As palavras do sociólogo e filósofo polonês Zygmunt Bauman sobre a “modernidade líquida” deram o tom da palestra da diretora de Cidadania e Direitos Humanos da Anamatra, Luciana Conforti, no 6º Encontro Nacional de Magistrados do Trabalho, que segue até esta sexta (29/9), em Porto de Galinhas (PE). Para a magistrada, que integra a 6a Região, assim como preconizava o pensador, a atualidade é marcada por apagar o passado. “Os laços de solidariedade, a amizade verdadeira e até os casamentos duradouros são vistos como ultrapassados”, disse.
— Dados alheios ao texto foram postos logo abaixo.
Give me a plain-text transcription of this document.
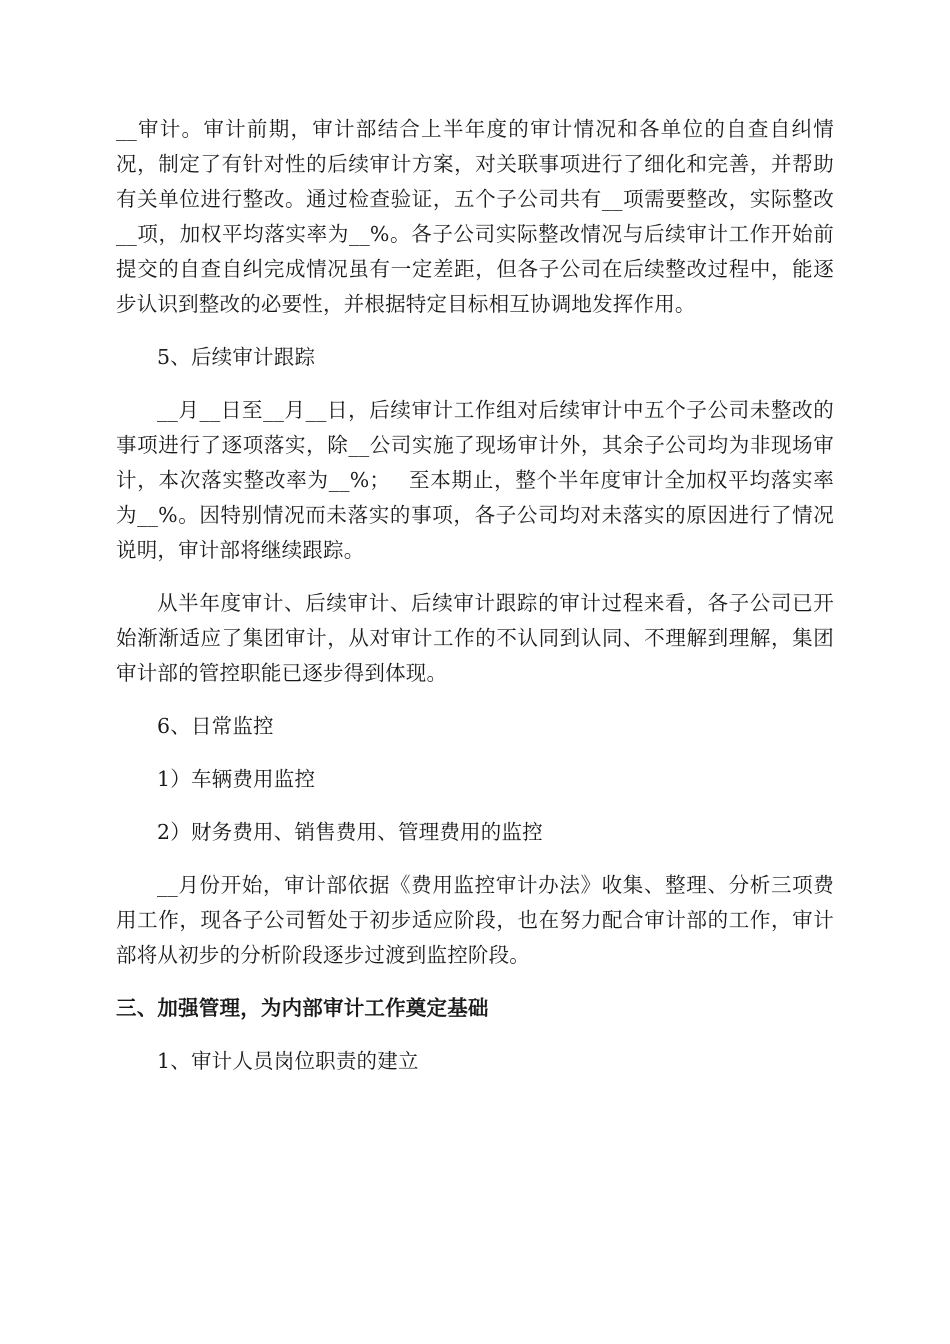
__审计。审计前期，审计部结合上半年度的审计情况和各单位的自查自纠情况，制定了有针对性的后续审计方案，对关联事项进行了细化和完善，并帮助有关单位进行整改。通过检查验证，五个子公司共有__项需要整改，实际整改__项，加权平均落实率为__%。各子公司实际整改情况与后续审计工作开始前提交的自查自纠完成情况虽有一定差距，但各子公司在后续整改过程中，能逐步认识到整改的必要性，并根据特定目标相互协调地发挥作用。

5、后续审计跟踪

__月__日至__月__日，后续审计工作组对后续审计中五个子公司未整改的事项进行了逐项落实，除__公司实施了现场审计外，其余子公司均为非现场审计，本次落实整改率为__%；　 至本期止，整个半年度审计全加权平均落实率为__%。因特别情况而未落实的事项，各子公司均对未落实的原因进行了情况说明，审计部将继续跟踪。

从半年度审计、后续审计、后续审计跟踪的审计过程来看，各子公司已开始渐渐适应了集团审计，从对审计工作的不认同到认同、不理解到理解，集团审计部的管控职能已逐步得到体现。

6、日常监控

1）车辆费用监控

2）财务费用、销售费用、管理费用的监控

__月份开始，审计部依据《费用监控审计办法》收集、整理、分析三项费用工作，现各子公司暂处于初步适应阶段，也在努力配合审计部的工作，审计部将从初步的分析阶段逐步过渡到监控阶段。

三、加强管理，为内部审计工作奠定基础

1、审计人员岗位职责的建立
Na contramão dessa realidade que supostamente preconiza que o “mundo é dos novos” e os “velhos” não têm serventia, a diretora citou o pensamento do filósofo francês Pierre Bourdieu, para quem a idade é uma avaliação biológica, socialmente manipulada e manipulável. “A idade deve ser considerada como plena de ambiguidades e não pode ser analisada isoladamente, como único parâmetro para se dizer quando alguém passa a ‘ser velho’¨, explicou. Segundo Conforti, outras variáveis devem ser consideradas, a exemplo do meio ambiente, das condições de trabalho, da classe social e do estilo de vida.
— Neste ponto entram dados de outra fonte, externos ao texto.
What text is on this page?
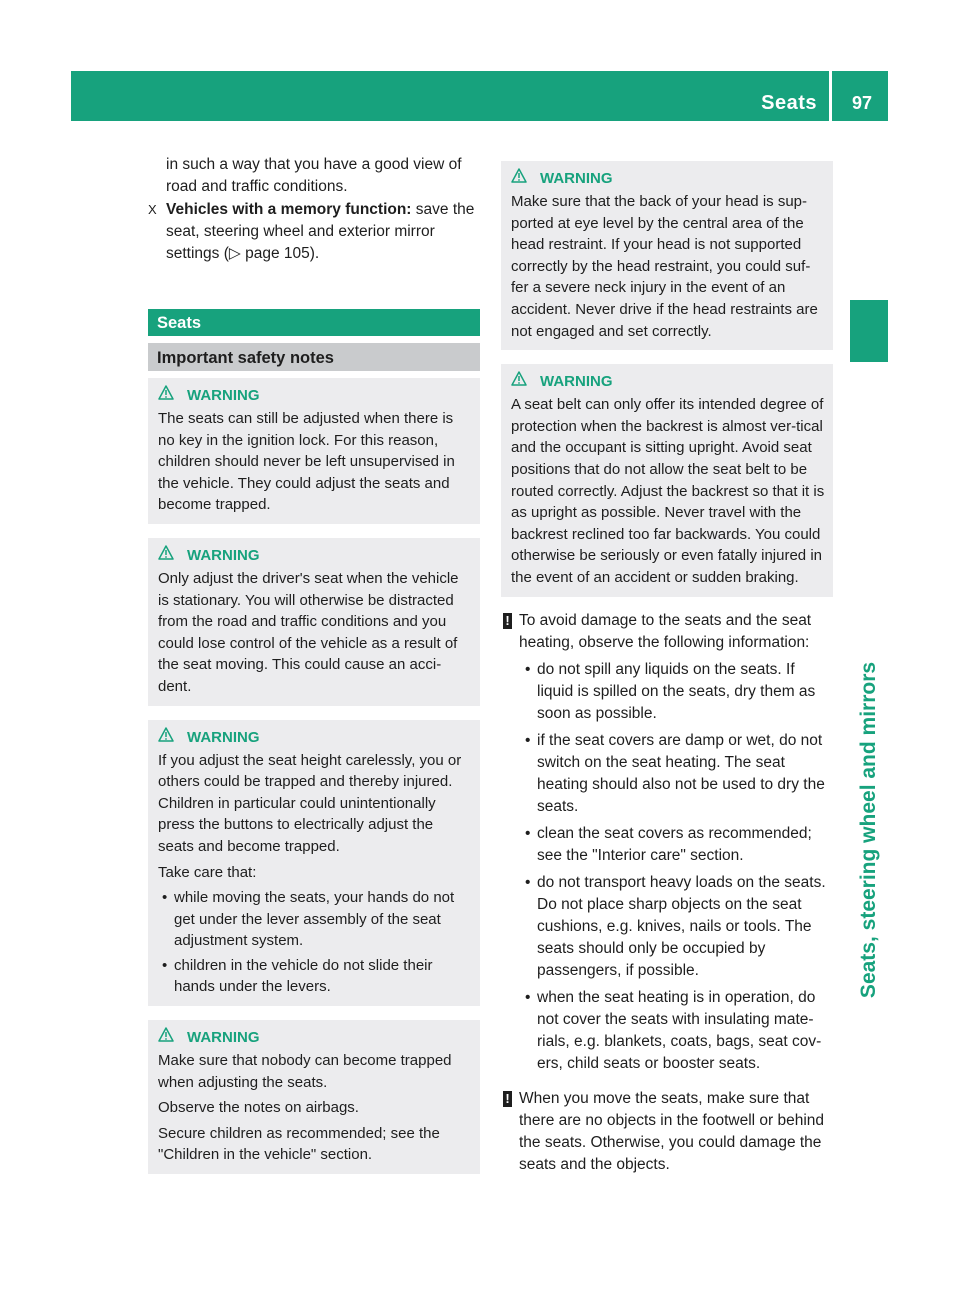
Seats 97
Seats, steering wheel and mirrors

in such a way that you have a good view of road and traffic conditions.

X Vehicles with a memory function: save the seat, steering wheel and exterior mirror settings (▷ page 105).
Seats
Important safety notes
WARNING

The seats can still be adjusted when there is no key in the ignition lock. For this reason, children should never be left unsupervised in the vehicle. They could adjust the seats and become trapped.

WARNING

Only adjust the driver's seat when the vehicle is stationary. You will otherwise be distracted from the road and traffic conditions and you could lose control of the vehicle as a result of the seat moving. This could cause an acci-dent.

WARNING

If you adjust the seat height carelessly, you or others could be trapped and thereby injured. Children in particular could unintentionally press the buttons to electrically adjust the seats and become trapped.

Take care that:

• while moving the seats, your hands do not get under the lever assembly of the seat adjustment system.
• children in the vehicle do not slide their hands under the levers.
WARNING

Make sure that nobody can become trapped when adjusting the seats.

Observe the notes on airbags.

Secure children as recommended; see the "Children in the vehicle" section.

WARNING

Make sure that the back of your head is sup-ported at eye level by the central area of the head restraint. If your head is not supported correctly by the head restraint, you could suf-fer a severe neck injury in the event of an accident. Never drive if the head restraints are not engaged and set correctly.

WARNING

A seat belt can only offer its intended degree of protection when the backrest is almost ver-tical and the occupant is sitting upright. Avoid seat positions that do not allow the seat belt to be routed correctly. Adjust the backrest so that it is as upright as possible. Never travel with the backrest reclined too far backwards. You could otherwise be seriously or even fatally injured in the event of an accident or sudden braking.

! To avoid damage to the seats and the seat heating, observe the following information:

• do not spill any liquids on the seats. If liquid is spilled on the seats, dry them as soon as possible.
• if the seat covers are damp or wet, do not switch on the seat heating. The seat heating should also not be used to dry the seats.
• clean the seat covers as recommended; see the "Interior care" section.
• do not transport heavy loads on the seats. Do not place sharp objects on the seat cushions, e.g. knives, nails or tools. The seats should only be occupied by passengers, if possible.
• when the seat heating is in operation, do not cover the seats with insulating mate-rials, e.g. blankets, coats, bags, seat cov-ers, child seats or booster seats.
! When you move the seats, make sure that there are no objects in the footwell or behind the seats. Otherwise, you could damage the seats and the objects.
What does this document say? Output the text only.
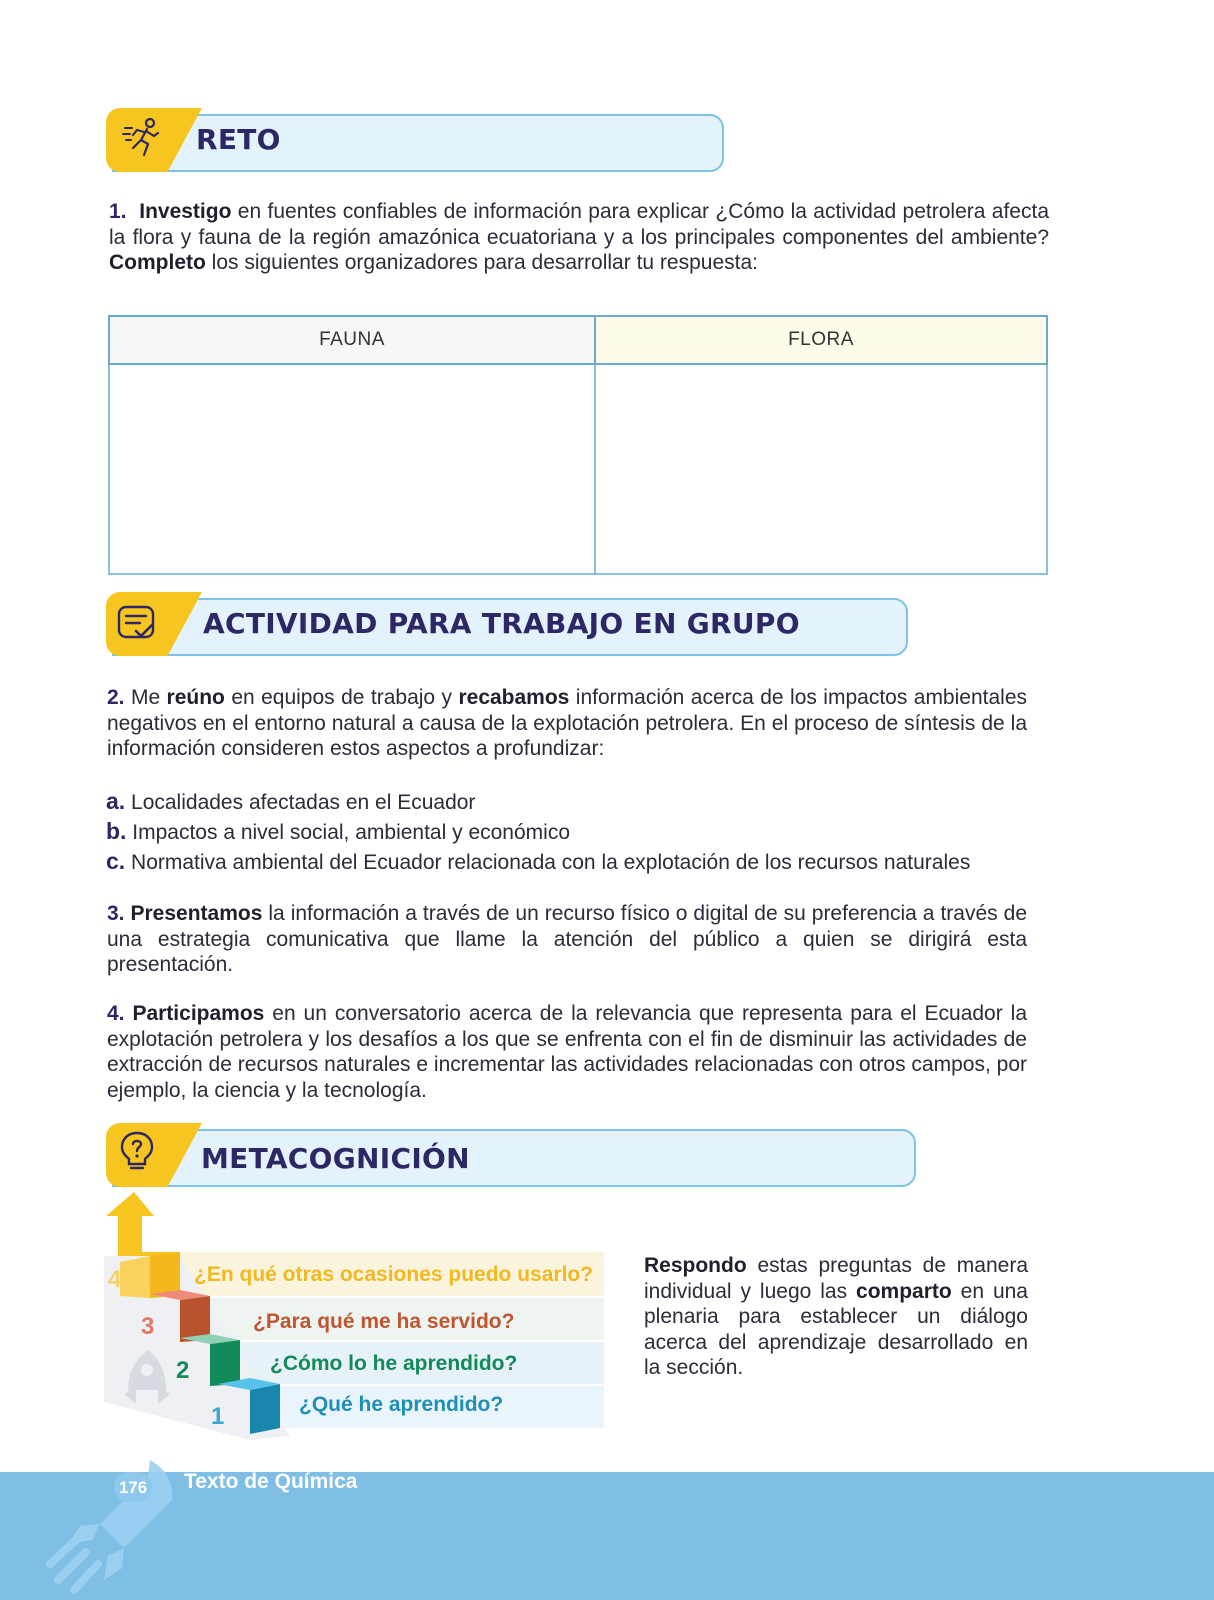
RETO
1. Investigo en fuentes confiables de información para explicar ¿Cómo la actividad petrolera afecta la flora y fauna de la región amazónica ecuatoriana y a los principales componentes del ambiente? Completo los siguientes organizadores para desarrollar tu respuesta:
FAUNA	FLORA

ACTIVIDAD PARA TRABAJO EN GRUPO
2. Me reúno en equipos de trabajo y recabamos información acerca de los impactos ambientales negativos en el entorno natural a causa de la explotación petrolera. En el proceso de síntesis de la información consideren estos aspectos a profundizar:
a. Localidades afectadas en el Ecuador
b. Impactos a nivel social, ambiental y económico
c. Normativa ambiental del Ecuador relacionada con la explotación de los recursos naturales
3. Presentamos la información a través de un recurso físico o digital de su preferencia a través de una estrategia comunicativa que llame la atención del público a quien se dirigirá esta presentación.
4. Participamos en un conversatorio acerca de la relevancia que representa para el Ecuador la explotación petrolera y los desafíos a los que se enfrenta con el fin de disminuir las actividades de extracción de recursos naturales e incrementar las actividades relacionadas con otros campos, por ejemplo, la ciencia y la tecnología.
METACOGNICIÓN
4
3
2
1
¿En qué otras ocasiones puedo usarlo?
¿Para qué me ha servido?
¿Cómo lo he aprendido?
¿Qué he aprendido?
Respondo estas preguntas de manera individual y luego las comparto en una plenaria para establecer un diálogo acerca del aprendizaje desarrollado en la sección.
176 Texto de Química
Associativismo – Sobre a importância do associativismo, Luciana Conforti citou o modelo francês que atua como “universidade”, voltado para a verdadeira integração dos aposentados (desenvolvimento qualitativo do lazer, troca de conhecimentos e desenvolvimento cultural).
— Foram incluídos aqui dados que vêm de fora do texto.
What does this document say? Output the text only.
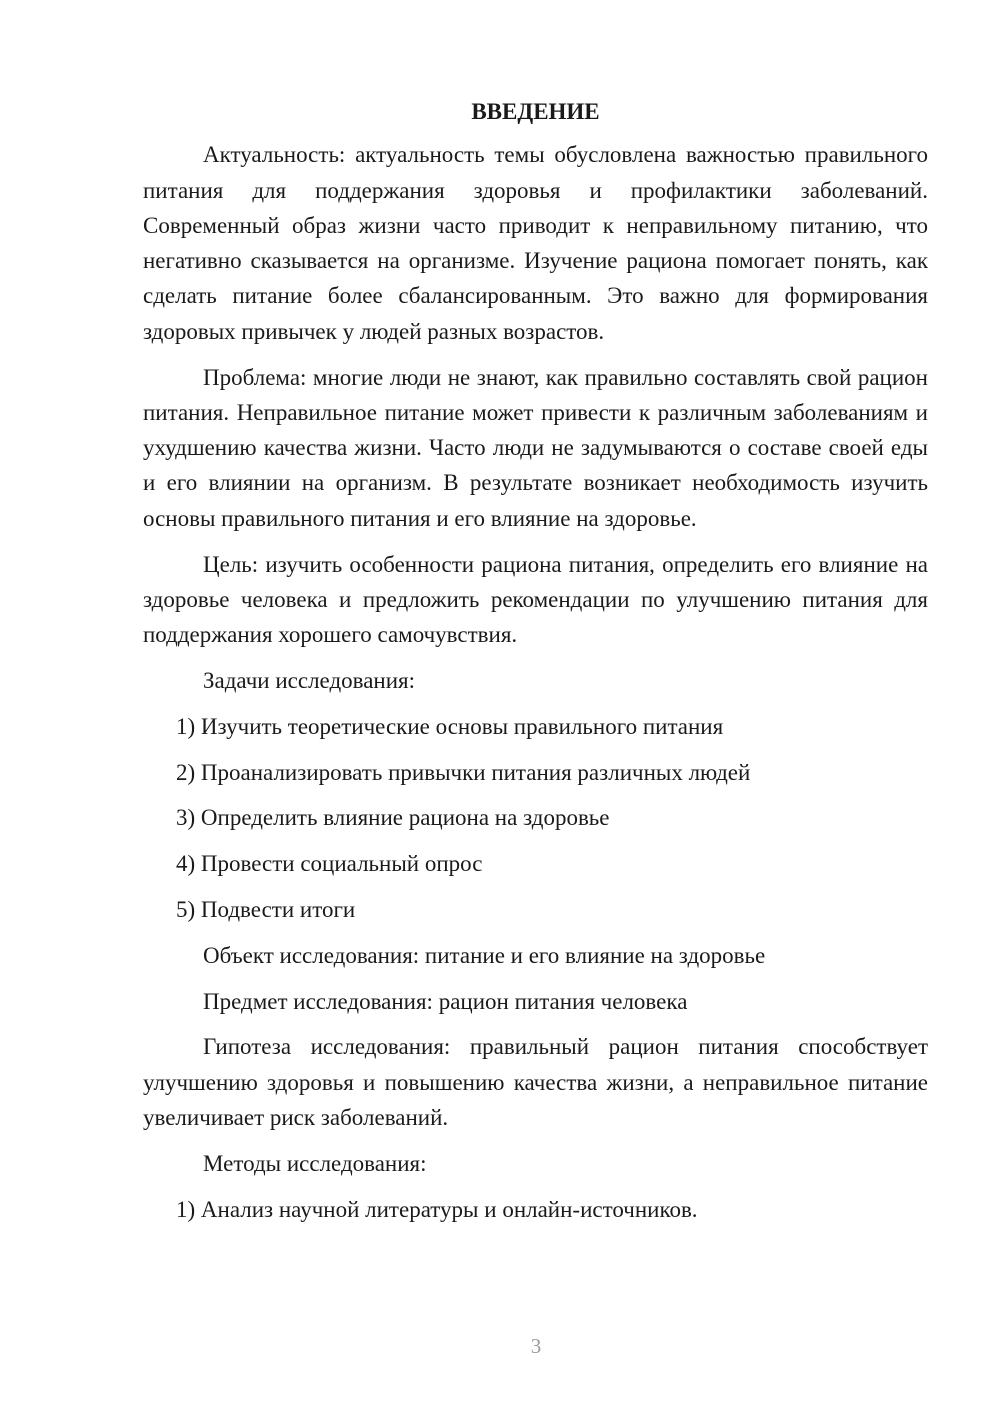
ВВЕДЕНИЕ
Актуальность: актуальность темы обусловлена важностью правильного питания для поддержания здоровья и профилактики заболеваний. Современный образ жизни часто приводит к неправильному питанию, что негативно сказывается на организме. Изучение рациона помогает понять, как сделать питание более сбалансированным. Это важно для формирования здоровых привычек у людей разных возрастов.
Проблема: многие люди не знают, как правильно составлять свой рацион питания. Неправильное питание может привести к различным заболеваниям и ухудшению качества жизни. Часто люди не задумываются о составе своей еды и его влиянии на организм. В результате возникает необходимость изучить основы правильного питания и его влияние на здоровье.
Цель: изучить особенности рациона питания, определить его влияние на здоровье человека и предложить рекомендации по улучшению питания для поддержания хорошего самочувствия.
Задачи исследования:
1) Изучить теоретические основы правильного питания
2) Проанализировать привычки питания различных людей
3) Определить влияние рациона на здоровье
4) Провести социальный опрос
5) Подвести итоги
Объект исследования: питание и его влияние на здоровье
Предмет исследования: рацион питания человека
Гипотеза исследования: правильный рацион питания способствует улучшению здоровья и повышению качества жизни, а неправильное питание увеличивает риск заболеваний.
Методы исследования:
1) Анализ научной литературы и онлайн-источников.
3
Segundo Conforti, algumas atividades da Anamatra caminham ao encontro desse modelo, a exemplo do Encontro Nacional de Magistrados do Trabalho Aposentados. “Nos próximos eventos, acredito que temos de quebrar essa barreira da idade, incentivando a participação de todos os colegas no evento”, conclamou.

A magistrada também falou da iniciativa da atual diretoria de incluir os aposentados em todas as comissões da Anamatra e ressaltou a importância do engajamento desses juízes na luta contra a precarização dos direitos trabalhistas, nas atividades do Programa Trabalho, Justiça e Cidadania (TJC) e na apresentação de teses e discussões jurídicas.

“Tais participações, além de promoverem maior integração entre os colegas em atividade e aposentados (podendo contribuir para minimizar o pânico da aposentadoria), afasta o associativismo infantilizador ou protecionista ingênuo dos aposentados, respeitando o lugar que deve ser legitimamente ocupado pelos colegas, valendo-se da sua história e da nossa experiência para combater o reino do egoísmo, o individualismo corporativista, o separatismo inconsequente e excludente, que ameaça as verdadeiras bandeiras associativas da magistratura trabalhista”, finalizou a diretora.

Prerrogativas – Luciana Conforti também falou das ações da Diretoria de Cidadania e Direitos Humanos, em atuação conjunta e planejada com a Diretoria de Prerrogativas e Assuntos Jurídicos, no fortalecimento de iniciativas pela segurança e pela integridade física e mental da pessoa do magistrado, bem como para apoiar os juízes vítimas de conflitos ou em situações de risco decorrentes de sua atuação jurisdicional ou administrativa.